Let’s start with one of my favorite data structures. Wikipedia has all the details, but here are the key points you need to know. Bloom filters are a “space-efficient probabilistic data structure” that:
- Will answer either “maybe” or “no” to the question, “Have you seen item X?”
- Don’t store the actual item
- Are incredibly space efficient — it takes about 10 bits per stored item to have a 1% error rate
- Are tunable — the error rate drops 10x for every extra 5 bits you use
Just as an example, let’s imagine you want to want to cache copies of web pages on your disk. Before taking the hit to access the disk to check if something is cached, you could use a Bloom Filter to keep track of what you have. Storing 100K URLs in a bloom filter would use just 125KB of memory. By contrast, if you stored UTF-8 versions of them in a hash table, assuming URLs are about 50 characters long, you would need about 4.7MB of memory, not even counting hash table overhead. What is the downside? About 1% of the time, you will get an incorrect “Maybe” from the Bloom Filter and would go to disk looking for something that does not exist. If 1% is too much, you can double the memory usage to 250KB and the error rate drops to 0.01%. Note that if the filter tells you “No”, there is a 0% chance that the URL is in the system.

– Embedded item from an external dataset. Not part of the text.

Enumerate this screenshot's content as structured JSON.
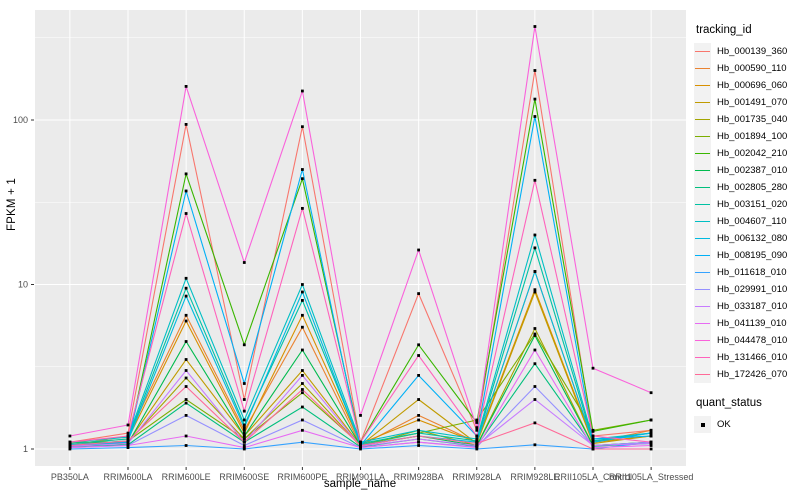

Are you defining any sort of message passing layer in your system? One thing you might want to consider is allowing unspecified header/value pairs to be added to the messages at any point later. Anything reading a message should simply ignore any headers it doesn’t recognize. This flexibility is baked into HTTP and has allowed all sorts of wonderful extensions beyond the basic HTTP spec. Adding this flexibility to your message layer from the beginning is trivial and it might let you solve a difficult problem later without completely upgrading all of your services.
Officially “Progress-based regulation of low-importance processes”, but known as MS Manners in this paper out of MS Research. The basic idea is that a background process can easily detect its impact on the user (or a more important process) if a few conditions are met. For processes with some degree of contention, the background process can establish a baseline of how long work should take. If it detects that recent work is taking longer, it can infer that it is impacting the more important process and wait until later to proceed. It sounds pretty simple, but the researchers have done the hard work in the paper and shown how to squeeze out the most gains. I think this is a powerful idea worth incorporating into any sort of maintenance job that runs against a production database.